Из "пыточной" истории России : дело братьев Грузиновых .


стр . 4



   Протоиерею Волошеневскому приказали сделать обвиняемому "убедительное увещевание", т. е. с распятием и Евангелием в руках, в помещении вне здания суда. Протоиерея обязали со ссылками на Священное Писание доказать обвиняемому пагубность его запирательства и после окончания "увещевания" письменным рапортом сообщить коммисии о том, как оно проходило. Не довольствуясь рапортом, высшие чины надумали лично проследить за ходом "убедительного увещевания". Для этого генералы Орлов, Кожин и Репин решили спрятаться рядом с помещением, где предполагалось провести беседу священника с Грузиновым. После окончания увещевания, генерал-адъютант Кожин планировал быстро войти в комнату и жестко потребовать от Грузинова ответа на все вопросы коммисии.    То, что случилось далее можно, конечно, без преувеличения назвать одной из позорнейших позорнейшей страниц истории войска Донского. Один из высших его офицеров - войсковой атаман Орлов - "для примечания существа слов" ( так сказано в деле ) спрятался за дверью в церкви Воскресения Христова, а рядом с ним приникли к косяку особо доверенные генералы императорской свиты. Приведенный под конвоем в храм Евграф Осипович Грузинов более часа общался со священником, а за их беседой напряженно следили самые, пожалуй, благодарные слушатели в мире - те самые генералы, которых Александр Васильеывич Суворов с полным основанием величал "паркетными шаркунами". Они не только не устыдились самого факта подслушивания, но напротив, об организции его оставили запись в постановлениях военно-судной коммисии. В ее же материалах оказалось и другое постыдное свидетельство попрания закона : рапорт священника ( т. е. лица духовного ) о том, как именно протекало "увещевание" обвиняемого офицера.

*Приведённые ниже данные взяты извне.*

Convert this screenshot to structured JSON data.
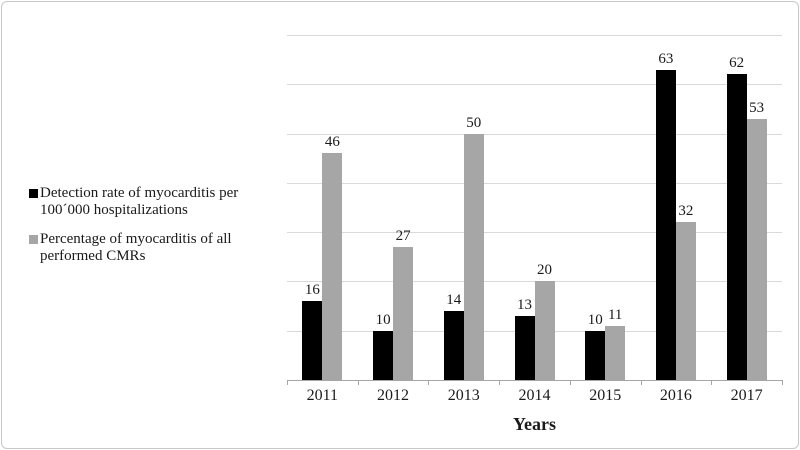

   Евграф Осипович Грузинов встав на колени перед аналоем со Священным Писанием утверждал, "будто высокомонаршие благодеяния принадлежат ему по заслугам", доказывал, что донские казаки вечной присягой Императору Всероссийскому не обязаны, но лишь при поступлении на службу принимают присягу временную, а потому он, находясь в отставке, подданным Императора Павла Первого не является. Все доводы протоиерея Волошеневского, по словам его рапорта "Евграф опровергает и ни малейшей перемены в его ожесточении не оказывает (...)". Особенно Грузинову повредили исторические ссылки на Ермака Тимофеевича и иных легендарных донских казаков, действовавших, зачастую совершенно независимо от московских царей. Протоиерей расценил такого рода исторические экскурсы как призыв к устранению верховной власти. Рапорт Волошеневского богато пересыпан эпитетами, типа, "дерзкие выражения", "отвратительные слова", "ужас по его замыслам", "неистовые слова", "говорил громко и дерзко" и т. п. В самом конце своего любопытного опуса Волошеневский сравнил Грузинова с "злобной тварью". Может показаться удивительным, но лексика священника из Черкасска весьма напоминала филологические изыски генпрокурора сталинской эпохи Вышинского.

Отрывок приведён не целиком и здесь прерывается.